В-пятых, высокая стоимость переключения способна привязать меня к платформе. Если вернуться к тому же iTunes, то купленная у меня на нём музыка, собранные годами плейлисты делают мой переход с этого музыкального приложения в другое менее вероятным, при этом и от iPhone я, вероятно, тоже не откажусь, как, впрочем, и от Apple Pay…
В-шестых, с расширением платформ традиционные участники рынка в какой-то момент обнаруживают, что стали взаимозаменяемыми деталями, а возможности для роста и получения прибыли у них стало меньше. С такой проблемой столкнулись, например, многие продавцы товаров на маркетплейсах. Последние перестали гоняться за эксклюзивом (актуальный товар, который по договорённости производитель размещает только на одном маркетплейсе) и предоставлять поставщику специальные условия. Сам по себе огромный ассортимент товаров становится «сильнее», чем любой отдельно взятый «эксклюзив». Осталось чуть-чуть поработать с рекомендательными алгоритмами, и окажется, что ваш «эксклюзив» уже больше никому не нужен, о нём просто забыли — так что снижайте цену и будьте «как все».
В-седьмых, платформы способны быстро создавать новые бренды, которые легко теснят лидеров рынка. Amazon Джеффа Безоса выпускает под своим брендом, кажется, уже всё, что может продаваться онлайн: одежду, товары для детей, бытовую электронику, косметические товары и предметы личной гигиены, продукты (от колбасы до сдобы), товары для здоровья, сексуальные игрушки, всё для кухни, ювелирные изделия, часы, товары для газонов и сада, музыкальные инструменты, спортивные товары, инструменты, автомобильные товары, игрушки, игры, канцелярию. И это не считая, например, Amazon Studios — компании группы, которая производит фильмы, сериалы, телевизионные шоу, комиксы и т. д.
Стремление к монополизму у бизнеса, о котором так красочно Франклин Фоер рассказывает на примере IT-компаний, — явление универсальное. И всё, что происходило с мировой экономикой последние двадцать лет, было той самой системной монополизацией рынков в руках предельно ограниченного числа игроков.
Когда Марк Цукерберг покупал WhatsApp, в этой компании работало 70 человек, и она была полностью убыточной, что, впрочем, со временем не изменилось. Однако её оценка уже тогда составила 22 млрд долларов.
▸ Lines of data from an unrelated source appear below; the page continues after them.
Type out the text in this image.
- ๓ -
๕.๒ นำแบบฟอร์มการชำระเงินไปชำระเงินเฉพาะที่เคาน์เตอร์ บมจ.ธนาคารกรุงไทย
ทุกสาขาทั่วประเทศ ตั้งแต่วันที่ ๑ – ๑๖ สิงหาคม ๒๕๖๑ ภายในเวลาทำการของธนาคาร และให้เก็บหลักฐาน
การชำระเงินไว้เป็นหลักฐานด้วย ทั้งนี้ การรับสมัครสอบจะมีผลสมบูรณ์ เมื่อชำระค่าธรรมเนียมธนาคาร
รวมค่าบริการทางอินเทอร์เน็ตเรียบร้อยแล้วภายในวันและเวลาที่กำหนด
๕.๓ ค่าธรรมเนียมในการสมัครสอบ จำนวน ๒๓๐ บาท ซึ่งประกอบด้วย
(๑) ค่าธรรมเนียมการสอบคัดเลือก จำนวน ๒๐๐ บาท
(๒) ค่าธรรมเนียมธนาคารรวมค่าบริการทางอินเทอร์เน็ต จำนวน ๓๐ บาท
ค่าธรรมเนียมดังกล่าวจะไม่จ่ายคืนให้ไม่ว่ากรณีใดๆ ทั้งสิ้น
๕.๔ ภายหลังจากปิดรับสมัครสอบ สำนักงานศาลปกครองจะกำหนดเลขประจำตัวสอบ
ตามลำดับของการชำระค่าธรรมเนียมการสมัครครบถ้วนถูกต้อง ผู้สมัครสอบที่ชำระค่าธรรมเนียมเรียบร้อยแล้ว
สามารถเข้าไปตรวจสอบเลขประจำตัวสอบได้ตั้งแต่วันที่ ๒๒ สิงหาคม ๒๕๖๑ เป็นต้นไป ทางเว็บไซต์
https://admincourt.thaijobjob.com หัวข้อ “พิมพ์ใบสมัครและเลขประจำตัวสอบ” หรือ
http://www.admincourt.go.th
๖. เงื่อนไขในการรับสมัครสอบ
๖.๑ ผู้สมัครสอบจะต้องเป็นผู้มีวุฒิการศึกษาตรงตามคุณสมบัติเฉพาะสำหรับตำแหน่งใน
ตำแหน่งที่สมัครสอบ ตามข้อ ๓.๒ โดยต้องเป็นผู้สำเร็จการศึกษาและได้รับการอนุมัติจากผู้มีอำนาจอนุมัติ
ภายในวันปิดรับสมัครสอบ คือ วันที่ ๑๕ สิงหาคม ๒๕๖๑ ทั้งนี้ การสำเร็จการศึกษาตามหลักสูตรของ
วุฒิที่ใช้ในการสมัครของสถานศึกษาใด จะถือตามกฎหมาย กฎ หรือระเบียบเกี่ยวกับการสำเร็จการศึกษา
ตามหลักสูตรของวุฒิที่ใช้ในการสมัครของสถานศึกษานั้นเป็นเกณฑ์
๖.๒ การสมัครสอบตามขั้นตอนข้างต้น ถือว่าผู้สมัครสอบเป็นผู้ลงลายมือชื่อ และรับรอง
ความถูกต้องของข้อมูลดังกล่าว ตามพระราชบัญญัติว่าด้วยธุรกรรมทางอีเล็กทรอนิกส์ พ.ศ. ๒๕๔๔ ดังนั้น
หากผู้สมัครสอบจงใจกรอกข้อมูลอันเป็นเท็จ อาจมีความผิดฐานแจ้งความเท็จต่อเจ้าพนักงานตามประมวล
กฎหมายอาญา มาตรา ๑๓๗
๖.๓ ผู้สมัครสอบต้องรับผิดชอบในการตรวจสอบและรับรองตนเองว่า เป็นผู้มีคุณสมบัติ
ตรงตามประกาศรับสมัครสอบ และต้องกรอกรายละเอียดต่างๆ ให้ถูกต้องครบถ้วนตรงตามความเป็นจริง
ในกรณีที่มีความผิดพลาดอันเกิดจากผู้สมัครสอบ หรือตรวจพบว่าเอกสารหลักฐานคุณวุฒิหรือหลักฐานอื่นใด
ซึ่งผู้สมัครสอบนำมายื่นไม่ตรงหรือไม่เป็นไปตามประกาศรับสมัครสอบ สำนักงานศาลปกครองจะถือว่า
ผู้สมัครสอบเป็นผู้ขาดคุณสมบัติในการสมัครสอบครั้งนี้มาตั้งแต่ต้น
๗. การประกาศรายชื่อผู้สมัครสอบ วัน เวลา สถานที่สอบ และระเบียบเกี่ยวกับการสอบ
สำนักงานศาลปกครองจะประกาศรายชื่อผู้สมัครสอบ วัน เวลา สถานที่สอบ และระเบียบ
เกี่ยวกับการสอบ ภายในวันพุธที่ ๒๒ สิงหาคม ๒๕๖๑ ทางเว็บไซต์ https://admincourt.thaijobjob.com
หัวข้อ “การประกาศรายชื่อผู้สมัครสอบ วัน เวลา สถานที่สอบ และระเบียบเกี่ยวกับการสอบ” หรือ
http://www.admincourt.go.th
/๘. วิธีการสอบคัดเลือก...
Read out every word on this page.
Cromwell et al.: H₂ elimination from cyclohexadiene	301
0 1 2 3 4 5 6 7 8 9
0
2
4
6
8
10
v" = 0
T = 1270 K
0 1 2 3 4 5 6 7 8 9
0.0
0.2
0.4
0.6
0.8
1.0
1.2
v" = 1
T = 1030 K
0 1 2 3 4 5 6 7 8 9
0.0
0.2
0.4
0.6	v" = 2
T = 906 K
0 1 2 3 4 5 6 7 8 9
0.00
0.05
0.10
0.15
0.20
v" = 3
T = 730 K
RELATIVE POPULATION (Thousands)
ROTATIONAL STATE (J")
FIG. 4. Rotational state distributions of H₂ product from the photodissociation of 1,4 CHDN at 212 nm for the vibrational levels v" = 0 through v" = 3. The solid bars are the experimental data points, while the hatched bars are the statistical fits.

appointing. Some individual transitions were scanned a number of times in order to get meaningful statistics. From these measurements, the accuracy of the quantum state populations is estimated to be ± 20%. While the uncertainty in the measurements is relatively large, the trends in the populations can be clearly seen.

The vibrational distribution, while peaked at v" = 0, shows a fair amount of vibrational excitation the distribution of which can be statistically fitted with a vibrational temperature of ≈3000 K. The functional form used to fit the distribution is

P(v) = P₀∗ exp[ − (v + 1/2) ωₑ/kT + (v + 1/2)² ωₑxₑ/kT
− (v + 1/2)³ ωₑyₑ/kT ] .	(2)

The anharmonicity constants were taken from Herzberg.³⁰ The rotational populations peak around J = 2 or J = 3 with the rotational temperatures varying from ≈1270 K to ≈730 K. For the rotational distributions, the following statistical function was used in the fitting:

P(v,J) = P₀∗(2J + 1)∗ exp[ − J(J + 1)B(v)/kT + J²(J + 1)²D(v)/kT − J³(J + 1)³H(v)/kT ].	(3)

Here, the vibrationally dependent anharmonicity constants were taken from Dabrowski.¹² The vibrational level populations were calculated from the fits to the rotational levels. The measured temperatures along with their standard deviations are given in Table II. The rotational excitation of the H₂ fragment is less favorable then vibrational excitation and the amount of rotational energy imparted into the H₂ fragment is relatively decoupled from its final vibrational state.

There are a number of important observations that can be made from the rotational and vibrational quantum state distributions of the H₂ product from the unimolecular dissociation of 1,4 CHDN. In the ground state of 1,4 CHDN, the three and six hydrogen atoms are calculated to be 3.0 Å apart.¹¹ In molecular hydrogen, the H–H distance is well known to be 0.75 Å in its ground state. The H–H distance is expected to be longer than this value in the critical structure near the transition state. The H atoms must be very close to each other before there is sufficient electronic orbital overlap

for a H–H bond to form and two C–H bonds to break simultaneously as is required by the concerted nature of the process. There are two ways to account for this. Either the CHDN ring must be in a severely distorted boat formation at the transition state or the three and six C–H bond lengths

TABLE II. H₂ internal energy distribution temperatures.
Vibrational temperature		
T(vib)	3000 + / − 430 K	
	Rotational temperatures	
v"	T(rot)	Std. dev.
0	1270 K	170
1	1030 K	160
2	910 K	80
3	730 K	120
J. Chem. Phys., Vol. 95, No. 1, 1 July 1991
Но деньги не имеют значения, когда речь идёт о расширении рынка, с одной стороны, пользовательской аудитории — с другой, и вероятности, что такой актив достанется конкуренту, — с третьей.
В итоге такая стратегия всё равно приводит к выигрышу. Вот всего лишь три игрока модного рынка:
• Бернар Орно — основной владелец LVMH (компании принадлежат 75 мировых брендов, в числе которых Louis Vuitton, Christian Dior, Celine, Kenzo, Givenchy, Sephora, Bulgari, Hublot, Tiffany & Co, Moët & Chandon, Dom Perignon, Hennessy и др.).
• Франсуа Пино — основатель и владелец французской группы Kering, которая включает такие культовые дома моды, как Gucci, Saint Laurent, Bottega Veneta Balenciaga, Alexander McQueen, Brioni и ещё десяток других.
• Амансио Ортега — основной владелец компании Inditex, которая объединяет бренды Zara, Pull & Bear, Bershka, Massimo Dutti, Stradivarius и др.
В целом, одного Бернара Орно достаточно для того, чтобы до отказа набить самый привередливый из модных супермаркетов, а то и застроить несколько улиц модных столиц мира «разными» бутиками.